The Translational Genomics Research Institute (TGen) and the University of Arizona (UA) have received a three-year, $600,000 grant to study targeted cancer therapies from the National Foundation for Cancer Research (NFCR).
The grant will enable TGen and the UA to continue its NFCR Center for Targeted Cancer Therapies (NCTCT), created in 2002, which is dedicated to discovering new therapies to treat pancreatic cancer, the nation's fourth leading cause of cancer death.
The Center is co-directed by TGen Physician-In-Chief Dr. Daniel Von Hoff, one of the nation's top oncologists and one of the world's leading authorities on pancreatic cancer, and by Dr. Laurence Hurley, a renowned medicinal chemist in the field of drug design and development and a Professor of Medicinal Chemistry and the Howard Schaeffer Endowed Chair in Pharmaceutical Sciences in the College of Pharmacy at UA.
"This NFCR grant should provide renewed hope for pancreatic cancer patients. This should help us move closer to better treatments and hopefully a cure for this devastating disease," said Dr. Von Hoff, who began working on the project when he was Director of the UA's Arizona Cancer Center in Tucson.
Researchers at NCTCT have developed new therapies that block the growth of pancreatic cancer cells by interfering with the molecules that promote pancreatic cancer cells, an approach called targeted cancer therapy.
"The overall objective of the research is to design and develop novel antitumor agents that will extend the productive lives of patients who have cancer," Dr. Hurley said. "Our medicinal chemistry research depends upon a structure-based approach to drug design that is intertwined with clinical oncology programs in cancer therapeutics directed by Dr. Von Hoff."
While traditional chemotherapeutic drugs impair cell division in a general way, targeted therapies specifically kill cancer cells and leave normal cells unharmed, resulting in enhanced cancer-killing power and fewer side effects.
"If we can create the right drug to turn on the right gene to turn off the cancer, that is going to be a whole new approach to treating this disease," said NFCR President Franklin C. Salisbury Jr. "This is 21st Century medicine. Not only do we need to support this research, but the world needs to know that we are on our way to curing cancer."

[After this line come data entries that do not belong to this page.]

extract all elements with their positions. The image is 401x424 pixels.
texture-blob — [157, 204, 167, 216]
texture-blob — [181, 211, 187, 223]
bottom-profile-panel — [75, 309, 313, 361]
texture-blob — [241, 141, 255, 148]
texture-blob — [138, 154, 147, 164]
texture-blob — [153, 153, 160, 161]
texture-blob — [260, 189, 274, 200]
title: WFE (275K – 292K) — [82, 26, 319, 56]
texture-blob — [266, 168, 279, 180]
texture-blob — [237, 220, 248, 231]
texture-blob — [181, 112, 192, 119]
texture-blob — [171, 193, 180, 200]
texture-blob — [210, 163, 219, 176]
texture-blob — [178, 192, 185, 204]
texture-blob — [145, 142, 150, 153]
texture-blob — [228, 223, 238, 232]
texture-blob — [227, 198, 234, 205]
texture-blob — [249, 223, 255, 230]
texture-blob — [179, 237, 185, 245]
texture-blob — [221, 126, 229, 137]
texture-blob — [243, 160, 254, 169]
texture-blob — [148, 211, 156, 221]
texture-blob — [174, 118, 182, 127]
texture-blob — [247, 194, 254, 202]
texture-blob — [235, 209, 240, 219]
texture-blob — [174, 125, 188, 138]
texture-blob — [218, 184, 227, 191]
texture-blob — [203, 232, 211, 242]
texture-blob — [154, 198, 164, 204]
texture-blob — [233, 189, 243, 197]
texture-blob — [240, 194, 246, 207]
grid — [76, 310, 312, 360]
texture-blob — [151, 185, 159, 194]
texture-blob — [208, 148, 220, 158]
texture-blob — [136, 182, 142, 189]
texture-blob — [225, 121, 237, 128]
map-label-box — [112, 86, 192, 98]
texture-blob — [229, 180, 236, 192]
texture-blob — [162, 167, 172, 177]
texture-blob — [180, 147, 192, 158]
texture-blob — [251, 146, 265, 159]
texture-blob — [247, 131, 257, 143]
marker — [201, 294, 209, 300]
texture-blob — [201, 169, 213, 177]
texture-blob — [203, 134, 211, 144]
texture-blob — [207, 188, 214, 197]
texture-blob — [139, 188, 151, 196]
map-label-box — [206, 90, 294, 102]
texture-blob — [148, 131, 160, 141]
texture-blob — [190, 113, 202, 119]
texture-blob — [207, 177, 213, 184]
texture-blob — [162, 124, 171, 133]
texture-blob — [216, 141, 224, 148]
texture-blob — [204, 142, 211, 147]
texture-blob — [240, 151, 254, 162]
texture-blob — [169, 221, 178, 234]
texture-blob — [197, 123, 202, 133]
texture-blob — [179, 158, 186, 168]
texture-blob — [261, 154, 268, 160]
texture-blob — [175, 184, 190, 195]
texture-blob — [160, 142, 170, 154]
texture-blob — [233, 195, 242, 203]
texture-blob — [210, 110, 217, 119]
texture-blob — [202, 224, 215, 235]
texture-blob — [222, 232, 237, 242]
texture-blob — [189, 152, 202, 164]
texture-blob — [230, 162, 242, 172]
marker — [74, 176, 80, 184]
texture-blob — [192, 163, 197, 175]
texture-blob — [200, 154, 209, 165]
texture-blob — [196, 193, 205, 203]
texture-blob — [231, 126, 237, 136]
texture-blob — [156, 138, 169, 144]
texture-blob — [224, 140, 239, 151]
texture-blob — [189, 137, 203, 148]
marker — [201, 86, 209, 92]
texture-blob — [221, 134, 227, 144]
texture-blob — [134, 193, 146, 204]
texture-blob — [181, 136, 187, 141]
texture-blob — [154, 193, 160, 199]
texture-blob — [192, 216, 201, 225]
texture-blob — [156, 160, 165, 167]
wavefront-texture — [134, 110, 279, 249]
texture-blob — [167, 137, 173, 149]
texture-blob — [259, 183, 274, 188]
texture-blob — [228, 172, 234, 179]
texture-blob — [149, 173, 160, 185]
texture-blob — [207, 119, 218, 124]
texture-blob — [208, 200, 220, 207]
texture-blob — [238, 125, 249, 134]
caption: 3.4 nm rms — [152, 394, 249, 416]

One specific area of research at NCTCT focuses on the development of agents that target the mutated K-Ras gene, which signals cancer cells to proliferate, migrate and survive.
"The NFCR grant is enabling us to go after a key gene that is the most common abnormal gene in pancreatic cancer. We want to target that gene," Dr. Von Hoff said.
Mutations in the K-Ras gene are found in more than 95 percent of pancreatic cancers. These mutations cause K-Ras proteins to be constantly activated. Inhibition of this mutant K-Ras gene should have profound effects on limiting the growth and survival of pancreatic cancer cells. Dr. Von Hoff and Dr. Hurley have identified promising compounds that, in laboratory tests, inhibit growth of pancreatic cancer cell lines expressing the mutant K-Ras gene. They hope to advance three new candidate compounds over the next three years.
Besides targeting the mutant K-Ras gene, the Center also is using computational methods to extract genomics and pathway information from cancer cells and match each patient with the most effective treatment option available.
Nearly 44,000 Americans were diagnosed with pancreatic cancer in 2011, and more than 37,000 died last year from this aggressive disease, which kills most patients within the first year. The pancreas is a gland behind the stomach that secretes enzymes into the small intestine to help digestion and produce hormones. There are no early detection methods available, so the cancer usually is not found until its advanced stages.